A more unsettling exit that the documentary inevitably leads to is the 1982 passing of actor Will Lee, aka Mr. Hooper, which producers decided to address head-on in a scene where the human cast tries to explain the finality of the situation to an uncomprehending Big Bird — but only after commissioning research on the question: “What do 3-to-5-year-olds need to know about death?” (Answers: He’s never coming back, and it’s okay to feel all your feels.) If this doc were playing at a non-virtual Sundance, there might not be a dry adult eye in the house.
Agrelo deftly addresses a fleet succession of topics, touching on almost everything you ever wanted to know about “Sesame Street” but were still too enchanted by the magic to ask. Clips of key figures no longer around — like, of course, Jim Henson as well the great songwriter Joe Raposo (who recounts writing the unlikely racial/loneliness anthem “It’s Not Easy Being Green”) — and the many who still are. Notably and regrettably missing amid contemporary recollections is Oz, who produced his own recent doc on the Muppets, and maybe has that or other reasons why it’s not easy being seen. The doc ends after Henson’s 1990 funeral, maybe feeling that, after making the audience feel sad about him and Mr. Hooper, it was better not to proceed onto Stone’s death from ALS in 1997, a few years after he retired from the show. (Also unaddressed: the show’s change of format in the 2000s and switch to the aegis of this movie’s producer, HBO.)

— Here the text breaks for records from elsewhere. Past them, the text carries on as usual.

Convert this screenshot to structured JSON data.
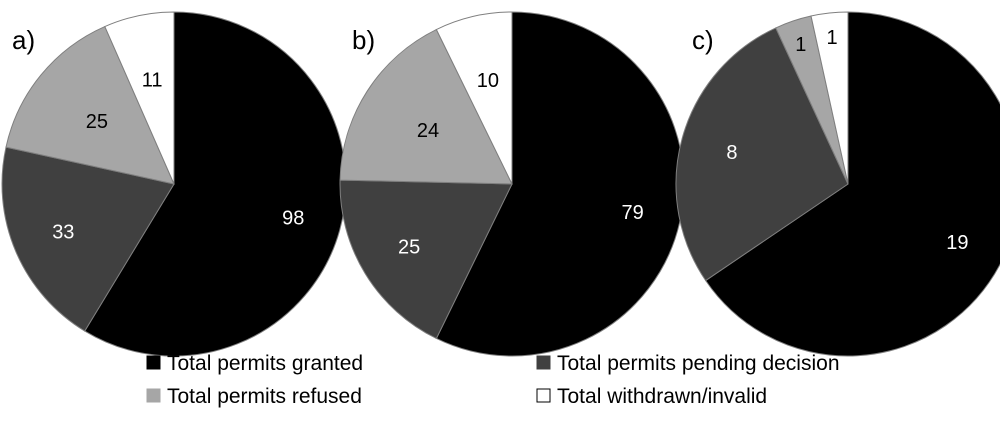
{
  "chart_data": [
    {
      "type": "pie",
      "panel_label": "a)",
      "categories": [
        "Total permits granted",
        "Total permits pending decision",
        "Total permits refused",
        "Total withdrawn/invalid"
      ],
      "values": [
        98,
        33,
        25,
        11
      ]
    },
    {
      "type": "pie",
      "panel_label": "b)",
      "categories": [
        "Total permits granted",
        "Total permits pending decision",
        "Total permits refused",
        "Total withdrawn/invalid"
      ],
      "values": [
        79,
        25,
        24,
        10
      ]
    },
    {
      "type": "pie",
      "panel_label": "c)",
      "categories": [
        "Total permits granted",
        "Total permits pending decision",
        "Total permits refused",
        "Total withdrawn/invalid"
      ],
      "values": [
        19,
        8,
        1,
        1
      ]
    }
  ],
  "legend": {
    "placement": "bottom",
    "items": [
      {
        "label": "Total permits granted",
        "color": "#000000"
      },
      {
        "label": "Total permits pending decision",
        "color": "#404040"
      },
      {
        "label": "Total permits refused",
        "color": "#a6a6a6"
      },
      {
        "label": "Total withdrawn/invalid",
        "color": "#ffffff"
      }
    ]
  },
  "colors": {
    "granted": "#000000",
    "pending": "#404040",
    "refused": "#a6a6a6",
    "withdrawn": "#ffffff",
    "outline": "#7f7f7f"
  }
}
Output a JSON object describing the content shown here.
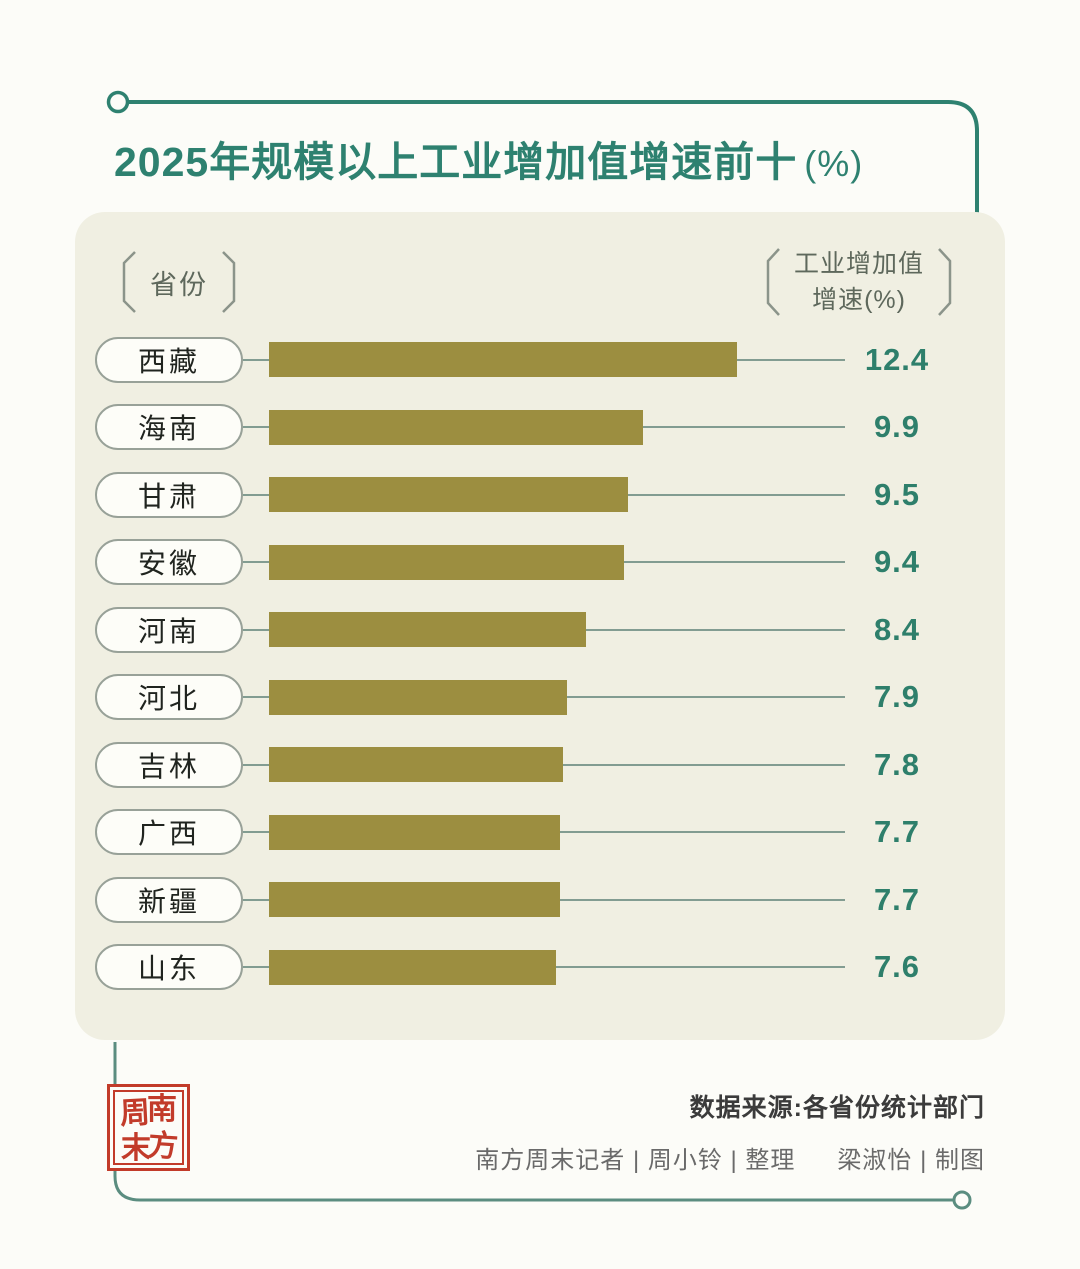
{
  "title": {
    "text": "2025年规模以上工业增加值增速前十",
    "suffix": "(%)"
  },
  "panel_header": {
    "category_label": "省份",
    "value_label_line1": "工业增加值",
    "value_label_line2": "增速(%)"
  },
  "chart_data": {
    "type": "bar",
    "orientation": "horizontal",
    "title": "2025年规模以上工业增加值增速前十(%)",
    "category_header": "省份",
    "value_header": "工业增加值增速(%)",
    "categories": [
      "西藏",
      "海南",
      "甘肃",
      "安徽",
      "河南",
      "河北",
      "吉林",
      "广西",
      "新疆",
      "山东"
    ],
    "values": [
      12.4,
      9.9,
      9.5,
      9.4,
      8.4,
      7.9,
      7.8,
      7.7,
      7.7,
      7.6
    ],
    "value_labels": [
      "12.4",
      "9.9",
      "9.5",
      "9.4",
      "8.4",
      "7.9",
      "7.8",
      "7.7",
      "7.7",
      "7.6"
    ],
    "xlim": [
      0,
      12.4
    ],
    "grid": false,
    "legend": false,
    "bar_color": "#9c8e40",
    "value_text_color": "#2e7f6b"
  },
  "footer": {
    "source": "数据来源:各省份统计部门",
    "credits": "南方周末记者 | 周小铃 | 整理",
    "credits2": "梁淑怡 | 制图",
    "stamp": {
      "chars": [
        "周",
        "南",
        "末",
        "方"
      ]
    }
  },
  "colors": {
    "accent_teal": "#2e8170",
    "bar_olive": "#9c8e40",
    "panel_bg": "#f0efe2",
    "stamp_red": "#c23b2a",
    "line_grey_teal": "#829c91"
  }
}
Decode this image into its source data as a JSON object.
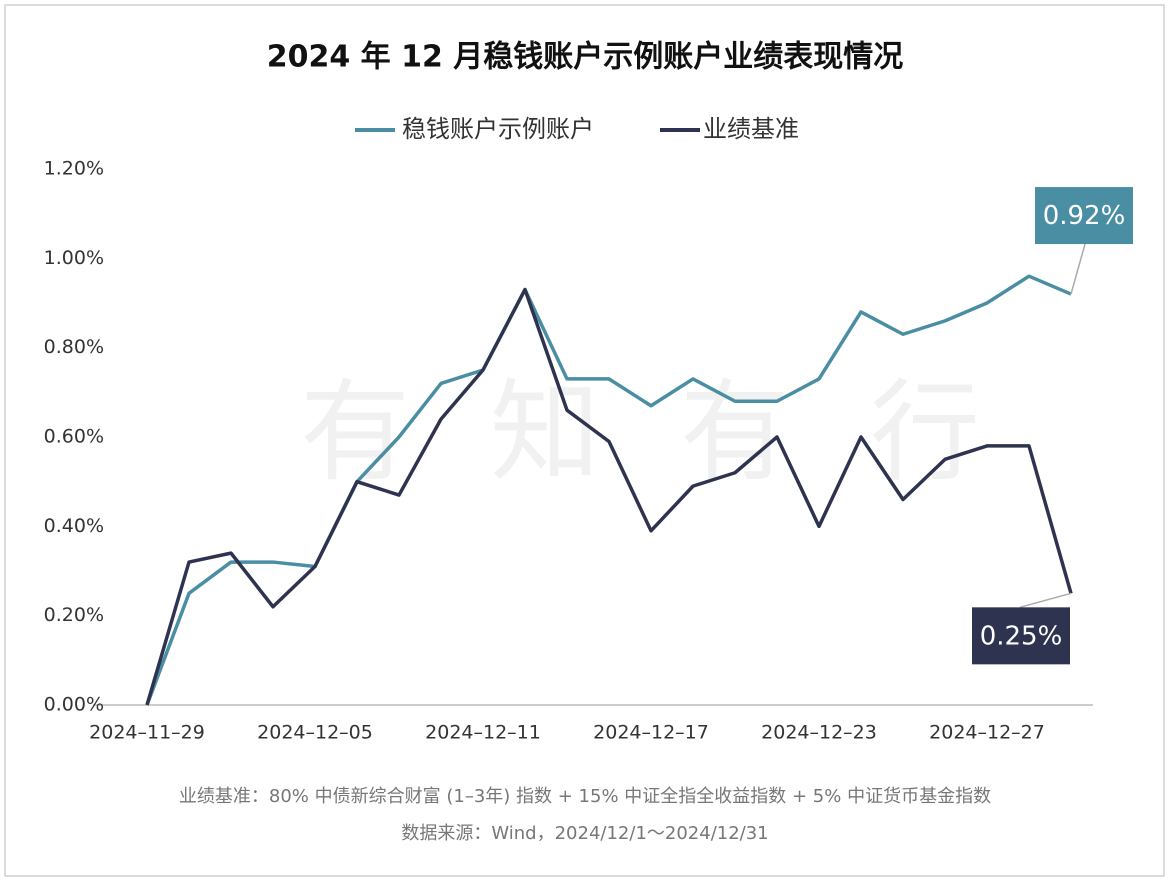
{
  "chart_data": {
    "type": "line",
    "title": "2024 年 12 月稳钱账户示例账户业绩表现情况",
    "categories": [
      "2024–11–29",
      null,
      null,
      null,
      "2024–12–05",
      null,
      null,
      null,
      "2024–12–11",
      null,
      null,
      null,
      "2024–12–17",
      null,
      null,
      null,
      "2024–12–23",
      null,
      null,
      null,
      "2024–12–27",
      null,
      null
    ],
    "series": [
      {
        "name": "稳钱账户示例账户",
        "color": "#4a8ea3",
        "values": [
          0,
          0.25,
          0.32,
          0.32,
          0.31,
          0.5,
          0.6,
          0.72,
          0.75,
          0.93,
          0.73,
          0.73,
          0.67,
          0.73,
          0.68,
          0.68,
          0.73,
          0.88,
          0.83,
          0.86,
          0.9,
          0.96,
          0.92
        ],
        "value_labels": [
          null,
          null,
          null,
          null,
          null,
          null,
          null,
          null,
          null,
          null,
          null,
          null,
          null,
          null,
          null,
          null,
          null,
          null,
          null,
          null,
          null,
          null,
          "0.92%"
        ]
      },
      {
        "name": "业绩基准",
        "color": "#2e3450",
        "values": [
          0,
          0.32,
          0.34,
          0.22,
          0.31,
          0.5,
          0.47,
          0.64,
          0.75,
          0.93,
          0.66,
          0.59,
          0.39,
          0.49,
          0.52,
          0.6,
          0.4,
          0.6,
          0.46,
          0.55,
          0.58,
          0.58,
          0.25
        ],
        "value_labels": [
          null,
          null,
          null,
          null,
          null,
          null,
          null,
          null,
          null,
          null,
          null,
          null,
          null,
          null,
          null,
          null,
          null,
          null,
          null,
          null,
          null,
          null,
          "0.25%"
        ]
      }
    ],
    "ylim": [
      0,
      1.2
    ],
    "yticks": [
      {
        "value": 0,
        "label": "0.00%"
      },
      {
        "value": 0.2,
        "label": "0.20%"
      },
      {
        "value": 0.4,
        "label": "0.40%"
      },
      {
        "value": 0.6,
        "label": "0.60%"
      },
      {
        "value": 0.8,
        "label": "0.80%"
      },
      {
        "value": 1.0,
        "label": "1.00%"
      },
      {
        "value": 1.2,
        "label": "1.20%"
      }
    ],
    "grid": false,
    "legend": "top",
    "watermark": "有知有行",
    "notes": [
      "业绩基准：80% 中债新综合财富 (1–3年) 指数 + 15% 中证全指全收益指数 + 5% 中证货币基金指数",
      "数据来源：Wind，2024/12/1～2024/12/31"
    ]
  }
}
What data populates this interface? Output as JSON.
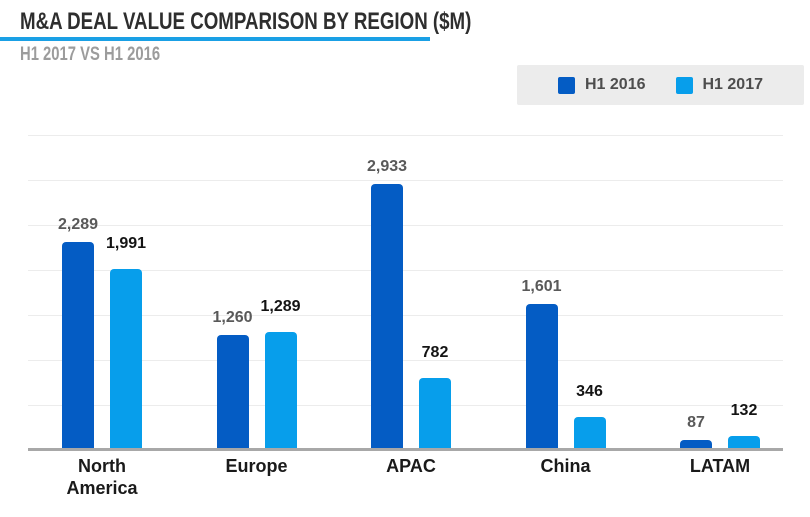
{
  "header": {
    "title": "M&A DEAL VALUE COMPARISON BY REGION ($M)",
    "subtitle": "H1 2017 VS H1 2016",
    "underline_color": "#1aa0e5"
  },
  "legend": {
    "position": "top-right",
    "items": [
      {
        "label": "H1 2016",
        "color": "#045cc4"
      },
      {
        "label": "H1 2017",
        "color": "#079eeb"
      }
    ]
  },
  "chart_data": {
    "type": "bar",
    "title": "M&A Deal Value Comparison by Region ($M)",
    "subtitle": "H1 2017 vs H1 2016",
    "categories": [
      "North America",
      "Europe",
      "APAC",
      "China",
      "LATAM"
    ],
    "series": [
      {
        "name": "H1 2016",
        "color": "#045cc4",
        "values": [
          2289,
          1260,
          2933,
          1601,
          87
        ],
        "data_labels": [
          "2,289",
          "1,260",
          "2,933",
          "1,601",
          "87"
        ],
        "data_label_color": "#595959"
      },
      {
        "name": "H1 2017",
        "color": "#079eeb",
        "values": [
          1991,
          1289,
          782,
          346,
          132
        ],
        "data_labels": [
          "1,991",
          "1,289",
          "782",
          "346",
          "132"
        ],
        "data_label_color": "#141414"
      }
    ],
    "xlabel": "",
    "ylabel": "",
    "ylim": [
      0,
      3500
    ],
    "gridline_step": 500,
    "grid": "horizontal",
    "y_axis_ticks_visible": false,
    "legend_position": "top-right",
    "colors": {
      "gridline": "#ececec",
      "axis_line": "#a8a8a8"
    }
  }
}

Although it’s emphasized what a departure “Sesame Street” was from much of the fantastical morning kids’ entertainment that preceded it, one point left dangling is how much of a fantasy its vision of racial harmony could be seen as today, in a still largely segregated America. But the film’s creators can be excused for not underscoring that rueful a note. In documenting the rise of a team of collaborators who came up with one of the most revolutionary — and most fun — series in TV history, they’ve encapsulated a near-miraculous experience that was basically what every kid wishes for as night falls: a good dream.